E siccome è pure un "signore", non si metterebbe nell'imbarazzo di dover fare contemporaneamente anche il Sindaco, nonostante la "avvocata nostra", nella stessa situazione, abbia avuto la benedizione della magistratura.
E poi, quale momento migliore per mollare da eroe anziché farsi ricordare come il peggior sindaco del dopoguerra? E anche per investire e lanciare un successore (qualcuno ben "addentro" la sanità?) con buone probabilità di riconsegnare il Comune alla sinistra? Con la destra ai minimi storici a livello nazionale e con un sindaco uscente da martire e paladino della cosa più cara a tutti (la salute) l'occasione è più che propizia.
E addirittura può mettere in difficoltà gli altri sindaci, in primis Segnini suo predecessore nella conferenza, quasi costringendolo a fare altrettanto (dimettersi, intendo), mettendo così anche alla sinistra campese un bel carico da 11 nelle mani, da giocarsi al meglio.
Che dite, me la gioco alla Snai?????
Saluti a tutti i camminatori
Che ipocrisia che leggo,gente che vuole andare cn Grosseto,chi con Firenze chi in corsica...come se dipendesse da noi cittadini!! non siamo buoni a farci sentire per le cose che contano,figurarsi se ti ascoltano per queste cazzate!!vogliamo una buona sanità?traghetti a prezzi onesti e orari decenti?? non mi ascolti? bene ti blocco le navi,non parte e nn arriva nessuno,vedrai che tv e media calcano il problema,altro che Anselmi 2 ore su una terrazza a Piombino!

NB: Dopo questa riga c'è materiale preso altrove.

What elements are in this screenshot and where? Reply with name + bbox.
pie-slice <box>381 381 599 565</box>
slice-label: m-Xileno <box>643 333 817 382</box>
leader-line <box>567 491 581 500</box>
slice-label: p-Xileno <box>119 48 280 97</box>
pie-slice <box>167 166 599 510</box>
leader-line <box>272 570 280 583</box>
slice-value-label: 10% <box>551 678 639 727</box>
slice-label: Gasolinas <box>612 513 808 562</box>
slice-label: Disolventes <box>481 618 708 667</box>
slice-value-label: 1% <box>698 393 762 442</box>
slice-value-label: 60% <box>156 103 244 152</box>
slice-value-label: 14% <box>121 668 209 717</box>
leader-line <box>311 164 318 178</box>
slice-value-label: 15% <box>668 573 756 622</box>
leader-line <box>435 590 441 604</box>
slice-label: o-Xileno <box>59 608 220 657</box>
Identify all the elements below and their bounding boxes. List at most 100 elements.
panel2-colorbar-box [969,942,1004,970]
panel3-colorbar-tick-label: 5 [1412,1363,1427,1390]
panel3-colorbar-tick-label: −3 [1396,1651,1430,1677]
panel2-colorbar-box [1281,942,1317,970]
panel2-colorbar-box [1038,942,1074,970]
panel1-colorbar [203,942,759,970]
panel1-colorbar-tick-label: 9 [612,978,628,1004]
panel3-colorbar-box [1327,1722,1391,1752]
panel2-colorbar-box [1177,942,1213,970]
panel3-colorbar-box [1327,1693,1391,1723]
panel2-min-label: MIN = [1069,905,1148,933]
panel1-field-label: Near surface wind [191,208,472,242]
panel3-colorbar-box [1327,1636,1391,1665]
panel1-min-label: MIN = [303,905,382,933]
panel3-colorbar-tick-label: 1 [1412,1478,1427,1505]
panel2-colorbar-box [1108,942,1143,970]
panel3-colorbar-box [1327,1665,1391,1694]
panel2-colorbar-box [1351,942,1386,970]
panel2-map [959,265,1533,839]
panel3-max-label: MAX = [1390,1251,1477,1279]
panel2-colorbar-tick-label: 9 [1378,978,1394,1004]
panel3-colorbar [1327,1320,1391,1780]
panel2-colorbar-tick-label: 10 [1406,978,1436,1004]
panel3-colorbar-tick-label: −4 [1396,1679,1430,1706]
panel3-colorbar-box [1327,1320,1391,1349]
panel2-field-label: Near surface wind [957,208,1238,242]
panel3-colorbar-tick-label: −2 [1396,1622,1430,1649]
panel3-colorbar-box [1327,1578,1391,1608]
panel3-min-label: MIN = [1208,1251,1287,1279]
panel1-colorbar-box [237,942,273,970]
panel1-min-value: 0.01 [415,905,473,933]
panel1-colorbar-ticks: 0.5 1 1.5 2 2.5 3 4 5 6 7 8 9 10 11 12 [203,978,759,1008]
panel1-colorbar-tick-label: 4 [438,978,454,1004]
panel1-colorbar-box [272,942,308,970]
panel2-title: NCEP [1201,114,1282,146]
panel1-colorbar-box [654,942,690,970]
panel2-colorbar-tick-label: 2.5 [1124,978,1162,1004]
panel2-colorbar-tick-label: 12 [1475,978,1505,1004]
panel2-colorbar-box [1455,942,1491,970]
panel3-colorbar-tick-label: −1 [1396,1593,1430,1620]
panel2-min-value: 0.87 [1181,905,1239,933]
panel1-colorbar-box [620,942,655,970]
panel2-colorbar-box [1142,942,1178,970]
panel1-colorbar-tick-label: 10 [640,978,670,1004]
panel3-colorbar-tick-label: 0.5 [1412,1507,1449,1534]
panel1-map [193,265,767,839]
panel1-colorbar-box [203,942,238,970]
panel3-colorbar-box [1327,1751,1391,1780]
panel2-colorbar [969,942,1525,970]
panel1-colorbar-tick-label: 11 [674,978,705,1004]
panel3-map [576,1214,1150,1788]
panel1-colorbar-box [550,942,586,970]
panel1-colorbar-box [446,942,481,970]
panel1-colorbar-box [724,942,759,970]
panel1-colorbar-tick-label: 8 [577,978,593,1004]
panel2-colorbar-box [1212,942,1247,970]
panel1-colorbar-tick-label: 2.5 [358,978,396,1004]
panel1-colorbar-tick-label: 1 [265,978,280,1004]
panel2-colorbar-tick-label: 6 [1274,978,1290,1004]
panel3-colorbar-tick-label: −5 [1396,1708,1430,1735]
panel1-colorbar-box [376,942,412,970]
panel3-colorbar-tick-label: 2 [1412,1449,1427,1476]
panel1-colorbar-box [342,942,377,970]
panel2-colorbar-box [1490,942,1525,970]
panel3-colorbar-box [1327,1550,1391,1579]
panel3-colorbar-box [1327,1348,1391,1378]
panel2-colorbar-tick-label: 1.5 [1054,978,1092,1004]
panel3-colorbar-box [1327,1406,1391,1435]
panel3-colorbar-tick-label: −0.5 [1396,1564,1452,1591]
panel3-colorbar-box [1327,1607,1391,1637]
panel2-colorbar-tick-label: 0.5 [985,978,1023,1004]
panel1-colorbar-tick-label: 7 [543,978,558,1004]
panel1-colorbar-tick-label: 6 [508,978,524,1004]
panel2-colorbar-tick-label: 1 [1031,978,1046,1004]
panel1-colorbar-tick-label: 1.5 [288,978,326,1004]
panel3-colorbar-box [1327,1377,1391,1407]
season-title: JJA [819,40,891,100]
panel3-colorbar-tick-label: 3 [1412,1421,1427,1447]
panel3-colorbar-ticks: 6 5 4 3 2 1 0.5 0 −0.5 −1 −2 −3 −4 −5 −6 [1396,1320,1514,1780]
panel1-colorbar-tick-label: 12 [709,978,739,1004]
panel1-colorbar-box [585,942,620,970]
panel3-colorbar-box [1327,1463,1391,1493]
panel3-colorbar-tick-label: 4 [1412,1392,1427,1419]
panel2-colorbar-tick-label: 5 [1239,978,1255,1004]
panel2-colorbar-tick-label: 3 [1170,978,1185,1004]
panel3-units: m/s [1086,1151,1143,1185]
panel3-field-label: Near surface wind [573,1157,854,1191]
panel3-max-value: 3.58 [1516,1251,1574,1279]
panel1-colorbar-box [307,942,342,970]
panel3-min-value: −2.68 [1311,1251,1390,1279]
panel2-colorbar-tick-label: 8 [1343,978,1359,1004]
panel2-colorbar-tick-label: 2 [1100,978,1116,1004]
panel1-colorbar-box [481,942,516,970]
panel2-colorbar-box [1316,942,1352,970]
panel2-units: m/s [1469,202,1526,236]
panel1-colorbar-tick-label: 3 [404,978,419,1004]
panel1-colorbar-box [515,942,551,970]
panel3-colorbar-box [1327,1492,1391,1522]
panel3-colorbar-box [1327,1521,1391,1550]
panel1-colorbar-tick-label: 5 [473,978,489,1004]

Ci lamentiamo, in continuazione ( ma giustamente),perché il nostro Stato succhia tasse a tutti i livelli e poi , appena si presentano occasioni per risparmiare qualcosa, nessuno vuole cambiare le cose. Prendiamo il caso- Provincie: si sarebbero dovute eliminare da tempo, hanno pochissime competenze, con un po’ di buona volontà, si sarebbero potuto trasferirle a Comuni o Regioni in modo organico. Ne sarebbero derivati vari risparmi, che, agendo con oculatezza, si potevano utilizzare diminuendo l’ IVA, diminuendo l’ IRPEF etc. Non è che le Provincie, in sé e per sé, siano dannose , è che costano tanto e non producono in relazione a quanto ci costano.
Comunque, meglio metà Provincie che tutte quelle che c’ erano prima ,anzi che ci sono ora. Si favoleggia del contrasto tra Pisa e Livorno, non ci si può vedere, e giù di lì. Ma che sciocchezze! Il contrasto c’ è solo sul Vernacoliere. Bellissima la battuta che “ incredibile, è nato un pisano furbo”, ma rimane solo una battuta! Nella realtà, siamo legatissimi a Pisa, che rimane una delle città più importanti d’ Italia: Università, ospedale eccellente, aeroporto etc . Tutto ci lega a Pisa. Ben venga dunque l’unione con altre tre provincie, vi vorrebbero anzi fusioni anche tra varie Regioni d’Italia Questa è una delle strade del risparmio.
X CERCASI MAESTRO DI CANTO
Si rivolga alla scuola Musicantoelba in Portoferraio zona industriale, lì c'è una maestra di canto molto brava e professionale.